Objectives: Growing evidence suggested that antiretroviral (ARV) drugs may promote amyloid beta (A beta) accumulation in HIV-1-infected brain and the persistence of HIV-associated neurocognitive disorders (HANDs). It has also been shown that lipid peroxidation upregulates beta-site amyloid precursor protein (APP) cleaving enzyme 1 (BACE1) expression and subsequently promotes A beta peptide production. In the present study, we examined whether chronic exposure to the anti-HIV drugs tenofovir disoproxil fumarate (TDF) and nevirapine induces lipid peroxidation thereby promoting BACE1 and A beta generation and consequently impair cognitive function in mice.
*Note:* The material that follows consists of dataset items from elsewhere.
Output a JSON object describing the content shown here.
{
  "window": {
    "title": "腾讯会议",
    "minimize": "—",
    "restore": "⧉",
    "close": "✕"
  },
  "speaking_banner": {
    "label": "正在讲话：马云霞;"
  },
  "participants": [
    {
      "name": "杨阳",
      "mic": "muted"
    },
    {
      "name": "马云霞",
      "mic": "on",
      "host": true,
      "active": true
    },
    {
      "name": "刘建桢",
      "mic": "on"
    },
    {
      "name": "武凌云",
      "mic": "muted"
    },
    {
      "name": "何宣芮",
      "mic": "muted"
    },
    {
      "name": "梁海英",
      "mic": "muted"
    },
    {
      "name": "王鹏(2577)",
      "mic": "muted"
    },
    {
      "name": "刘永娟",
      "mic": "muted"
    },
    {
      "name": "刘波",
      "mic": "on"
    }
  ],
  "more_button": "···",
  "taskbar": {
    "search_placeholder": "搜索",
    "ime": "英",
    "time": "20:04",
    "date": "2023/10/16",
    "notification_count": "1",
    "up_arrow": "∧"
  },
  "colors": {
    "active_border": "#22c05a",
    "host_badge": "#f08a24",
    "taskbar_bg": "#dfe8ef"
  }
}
Methods: TDF or nevirapine was orally administered to female BALB/c mice once a day for 8 weeks. On the 7th week of treatment, spatial learning and memory were assessed using the Morris water maze test. The levels of lipid peroxidation, BACE1, amyloid beta 1-42 (A beta 1-42) and A beta deposits were measured in the hippocampal tissue upon completion of treatment. Results: Chronic administration of nevirapine induced spatial learning and memory impairment in the Morris water maze test, whereas TDF did not have an effect. TDF and nevirapine administration increased hippocampal lipid peroxidation and A beta 1-42 concentration. Nevirapine further upregulated BACE1 expression and A beta deposits. Conclusion: Our results suggest that chronic exposure to TDF and nevirapine contributes to hippocampal lipid peroxidation and A beta accumulation, respectively, as well as spatial learning and memory deficits in mice even in the absence of HIV infection. These findings further support a possible link between ARV drug toxicity, A beta accumulation and the persistence of HANDs.